Но во всем этом Дуна хранил равновесие беспристрастного, и не удавалось его ни распалить, ни раздражить. Таков был театр их брака, а в Фахе это еще и зрительский вид спорта, и многие вечера Бат, или Мартин, или Джимми, бывало, поднимали щеколду и заглядывали на огонек, хохлились над непроглядно крепким чаем в кружках и созерцали, а в объявленных антрактах стряхивали пепел приблизительно в очаг.
Дуна, сам себе отдельный мир, оставался вне всякой политики. Вооружившись лупой в серебряной оправе, сидя у окна, подставляя страницы дневному свету, он читал по книге в год – “Альманах старого Мура” [14], где находил все объяснения, в каких вообще нуждалась Вселенная.
Человеком он был невозможным, как сказала бы Суся. И пусть она, по-моему, действительно так считала и пусть частенько велела ему не путаться под ногами, пока метлой не приложила, а временами он сокрушал ей сердце, я не уверен, что знавал пару более супружескую. Вот образ их союза: первым делом поутру Дуна выманивал огонь из углей и закладывал на решетку свежий торф. Полчаса спустя, когда Дуна отправлялся во двор ухаживать за животиной, Суся брала щипцы и перекладывала торф по новой – так, как ему положено лежать. Ни слова о том не говорила – и Дуна ни слова не говорил. Огонь жил себе дальше.
Конечно, экономики их жизни я в ту пору не понимал, не осознавал, что четыре коровы – это не доход, огород и куры – не просто сельские досуги, а у того, почему Дуна мастерил и прилаживал в доме все кривенькие двери и окна сам, есть причины. Не понимал, почему все починялось не по учебнику и не целесообразно, и хотя все Дунины прихваты приводили к непредвиденным неувязкам, он продолжал их применять, а также почему ныне утраченное искусство штопки в их мире было необходимым, словно жизнь постоянно расползалась по швам и творила бреши в их хозяйстве, и Суся, то снимая очки, то надевая, то снимая вновь, при свете парафиновой лампы возилась с пряжей и нитками, не сочетавшимися по цветам и зачастую “вырви глаз”, латая локти, коленки, зады и манжеты – везде, где были у Дуны углы, приходилось крыть заново, уж так перло из него жизнелюбие.

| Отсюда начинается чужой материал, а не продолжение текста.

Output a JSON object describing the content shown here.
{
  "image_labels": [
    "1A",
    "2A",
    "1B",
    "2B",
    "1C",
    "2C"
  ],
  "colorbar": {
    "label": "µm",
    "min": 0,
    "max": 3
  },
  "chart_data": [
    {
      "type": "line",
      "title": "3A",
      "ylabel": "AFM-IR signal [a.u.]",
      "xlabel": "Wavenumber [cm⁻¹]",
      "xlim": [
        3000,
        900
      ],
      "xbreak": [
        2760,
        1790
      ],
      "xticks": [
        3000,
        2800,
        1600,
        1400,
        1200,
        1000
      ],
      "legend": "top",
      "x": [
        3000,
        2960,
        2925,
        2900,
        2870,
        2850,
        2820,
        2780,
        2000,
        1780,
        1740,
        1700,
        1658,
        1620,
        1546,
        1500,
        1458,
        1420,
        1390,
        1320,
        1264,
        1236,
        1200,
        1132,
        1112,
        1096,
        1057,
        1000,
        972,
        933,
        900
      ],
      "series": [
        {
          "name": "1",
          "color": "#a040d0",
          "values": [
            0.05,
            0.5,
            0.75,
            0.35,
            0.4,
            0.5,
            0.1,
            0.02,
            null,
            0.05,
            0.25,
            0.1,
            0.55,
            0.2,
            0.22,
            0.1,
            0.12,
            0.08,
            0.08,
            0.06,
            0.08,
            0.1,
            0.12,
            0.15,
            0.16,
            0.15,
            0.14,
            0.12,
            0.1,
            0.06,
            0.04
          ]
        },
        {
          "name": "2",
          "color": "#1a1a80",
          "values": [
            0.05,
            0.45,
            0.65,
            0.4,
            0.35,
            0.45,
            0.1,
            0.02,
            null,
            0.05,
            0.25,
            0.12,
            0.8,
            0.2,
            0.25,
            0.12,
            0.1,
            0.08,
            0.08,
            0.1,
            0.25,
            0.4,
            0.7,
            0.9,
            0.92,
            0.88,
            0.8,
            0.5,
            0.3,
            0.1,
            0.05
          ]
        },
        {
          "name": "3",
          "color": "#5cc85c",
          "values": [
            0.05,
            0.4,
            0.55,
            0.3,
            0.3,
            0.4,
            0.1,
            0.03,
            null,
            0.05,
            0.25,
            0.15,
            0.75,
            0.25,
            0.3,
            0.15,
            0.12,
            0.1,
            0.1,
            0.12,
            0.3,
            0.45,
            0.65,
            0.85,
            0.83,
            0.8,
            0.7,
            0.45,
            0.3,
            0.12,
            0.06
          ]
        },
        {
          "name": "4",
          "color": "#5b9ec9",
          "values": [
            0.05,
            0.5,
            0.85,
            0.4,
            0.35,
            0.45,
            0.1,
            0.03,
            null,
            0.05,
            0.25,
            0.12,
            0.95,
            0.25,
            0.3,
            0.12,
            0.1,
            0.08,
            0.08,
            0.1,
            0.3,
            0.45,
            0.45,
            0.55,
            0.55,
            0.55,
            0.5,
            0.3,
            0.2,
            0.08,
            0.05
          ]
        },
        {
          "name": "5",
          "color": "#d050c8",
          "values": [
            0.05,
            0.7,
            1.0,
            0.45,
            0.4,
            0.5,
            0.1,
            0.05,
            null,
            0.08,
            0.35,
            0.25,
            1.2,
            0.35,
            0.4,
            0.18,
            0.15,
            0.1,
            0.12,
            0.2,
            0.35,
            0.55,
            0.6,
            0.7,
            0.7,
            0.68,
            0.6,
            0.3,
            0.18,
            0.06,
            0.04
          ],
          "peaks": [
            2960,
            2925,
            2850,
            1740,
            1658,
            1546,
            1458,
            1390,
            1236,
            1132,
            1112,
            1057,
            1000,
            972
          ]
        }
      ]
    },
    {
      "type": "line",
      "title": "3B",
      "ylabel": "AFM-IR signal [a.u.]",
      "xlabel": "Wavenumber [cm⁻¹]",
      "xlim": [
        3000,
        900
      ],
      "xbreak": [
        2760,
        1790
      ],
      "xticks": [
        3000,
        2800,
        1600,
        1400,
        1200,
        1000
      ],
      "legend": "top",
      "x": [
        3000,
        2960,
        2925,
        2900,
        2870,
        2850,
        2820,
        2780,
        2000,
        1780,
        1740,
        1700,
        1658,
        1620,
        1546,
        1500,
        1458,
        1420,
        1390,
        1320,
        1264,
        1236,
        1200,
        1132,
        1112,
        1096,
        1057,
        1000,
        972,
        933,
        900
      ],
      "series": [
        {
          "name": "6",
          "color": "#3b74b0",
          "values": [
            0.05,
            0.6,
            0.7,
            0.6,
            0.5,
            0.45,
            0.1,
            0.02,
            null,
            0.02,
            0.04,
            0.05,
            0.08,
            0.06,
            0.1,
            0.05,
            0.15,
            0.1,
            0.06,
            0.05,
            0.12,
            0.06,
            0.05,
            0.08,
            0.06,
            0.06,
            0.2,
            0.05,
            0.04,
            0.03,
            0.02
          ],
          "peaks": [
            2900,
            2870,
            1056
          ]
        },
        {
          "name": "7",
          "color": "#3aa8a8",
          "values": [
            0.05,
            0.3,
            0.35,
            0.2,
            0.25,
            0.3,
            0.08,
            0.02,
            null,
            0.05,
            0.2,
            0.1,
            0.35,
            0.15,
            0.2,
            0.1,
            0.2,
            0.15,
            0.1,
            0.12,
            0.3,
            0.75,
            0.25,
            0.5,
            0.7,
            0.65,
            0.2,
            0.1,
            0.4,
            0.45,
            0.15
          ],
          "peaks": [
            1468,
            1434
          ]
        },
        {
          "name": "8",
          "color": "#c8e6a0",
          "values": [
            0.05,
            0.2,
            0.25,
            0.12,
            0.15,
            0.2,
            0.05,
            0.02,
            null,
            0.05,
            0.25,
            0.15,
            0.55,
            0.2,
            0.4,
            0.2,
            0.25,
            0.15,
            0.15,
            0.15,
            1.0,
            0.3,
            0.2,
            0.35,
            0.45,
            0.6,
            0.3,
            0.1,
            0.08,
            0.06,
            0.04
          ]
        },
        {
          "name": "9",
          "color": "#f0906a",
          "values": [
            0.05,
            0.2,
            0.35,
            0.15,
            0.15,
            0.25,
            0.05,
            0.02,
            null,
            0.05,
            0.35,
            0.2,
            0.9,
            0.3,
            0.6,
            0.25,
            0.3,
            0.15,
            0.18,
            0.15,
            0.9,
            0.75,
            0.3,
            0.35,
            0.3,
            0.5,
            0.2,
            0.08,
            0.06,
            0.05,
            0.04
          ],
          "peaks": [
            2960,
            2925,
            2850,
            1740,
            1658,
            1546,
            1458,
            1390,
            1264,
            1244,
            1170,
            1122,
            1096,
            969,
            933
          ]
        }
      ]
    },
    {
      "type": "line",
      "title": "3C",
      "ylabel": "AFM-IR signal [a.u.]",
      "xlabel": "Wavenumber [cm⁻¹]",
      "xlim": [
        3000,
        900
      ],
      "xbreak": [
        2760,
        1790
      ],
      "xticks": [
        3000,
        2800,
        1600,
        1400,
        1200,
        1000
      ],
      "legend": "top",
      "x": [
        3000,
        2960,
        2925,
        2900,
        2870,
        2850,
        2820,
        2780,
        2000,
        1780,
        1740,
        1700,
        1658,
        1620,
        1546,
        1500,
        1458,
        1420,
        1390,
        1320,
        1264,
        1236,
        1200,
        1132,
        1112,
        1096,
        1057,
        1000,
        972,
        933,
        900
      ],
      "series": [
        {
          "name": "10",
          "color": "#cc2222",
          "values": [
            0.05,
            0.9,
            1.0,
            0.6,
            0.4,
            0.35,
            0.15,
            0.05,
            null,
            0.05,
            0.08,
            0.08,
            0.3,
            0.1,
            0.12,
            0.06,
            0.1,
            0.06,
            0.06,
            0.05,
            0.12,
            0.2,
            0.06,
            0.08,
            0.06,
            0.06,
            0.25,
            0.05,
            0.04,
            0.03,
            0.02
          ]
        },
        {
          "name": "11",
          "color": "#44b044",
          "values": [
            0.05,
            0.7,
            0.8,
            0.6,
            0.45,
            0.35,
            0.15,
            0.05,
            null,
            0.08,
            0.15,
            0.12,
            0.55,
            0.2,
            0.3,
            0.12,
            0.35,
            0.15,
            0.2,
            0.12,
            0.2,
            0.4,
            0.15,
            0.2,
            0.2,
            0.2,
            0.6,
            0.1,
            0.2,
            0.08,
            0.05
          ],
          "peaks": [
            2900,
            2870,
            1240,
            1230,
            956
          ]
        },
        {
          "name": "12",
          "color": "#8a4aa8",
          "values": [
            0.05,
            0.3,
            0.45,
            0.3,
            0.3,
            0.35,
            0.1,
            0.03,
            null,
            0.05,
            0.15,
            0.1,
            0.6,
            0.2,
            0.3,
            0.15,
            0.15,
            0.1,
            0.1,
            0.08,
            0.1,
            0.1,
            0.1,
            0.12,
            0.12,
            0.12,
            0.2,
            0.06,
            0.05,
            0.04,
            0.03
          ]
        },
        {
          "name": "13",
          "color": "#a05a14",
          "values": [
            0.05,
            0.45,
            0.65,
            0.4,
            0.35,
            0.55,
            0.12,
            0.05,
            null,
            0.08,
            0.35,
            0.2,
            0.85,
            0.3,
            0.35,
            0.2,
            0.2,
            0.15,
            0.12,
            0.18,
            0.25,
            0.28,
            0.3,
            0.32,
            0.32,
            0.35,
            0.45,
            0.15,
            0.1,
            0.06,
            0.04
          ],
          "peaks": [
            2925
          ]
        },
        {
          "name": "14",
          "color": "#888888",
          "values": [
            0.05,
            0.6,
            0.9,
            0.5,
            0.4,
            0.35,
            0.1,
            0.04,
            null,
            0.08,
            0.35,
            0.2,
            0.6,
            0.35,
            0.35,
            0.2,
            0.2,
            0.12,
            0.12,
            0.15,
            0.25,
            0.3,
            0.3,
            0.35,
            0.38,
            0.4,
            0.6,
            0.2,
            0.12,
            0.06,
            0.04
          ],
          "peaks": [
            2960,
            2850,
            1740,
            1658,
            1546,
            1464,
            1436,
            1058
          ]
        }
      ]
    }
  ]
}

Сказать начистоту, куда позднее в собственной жизни смог я оценить, каких уловок и жертв требовали под гнетом житейских обстоятельств независимость и несгибаемость.
4Правду Суся говорила: дом и впрямь подошел бы лягушкам. Если не считать фартука вокруг открытого огня, в доме почти всюду было вечно сыро. Из-под буфета перли бледные грибы, с подоконников капало, а после полуночи, когда огонь в обширном открытом очаге притихал, когда кудель паутин окутывала балки, возникало ощущение, что все почти-пять комнат тоскуют по реке всего лишь за полем.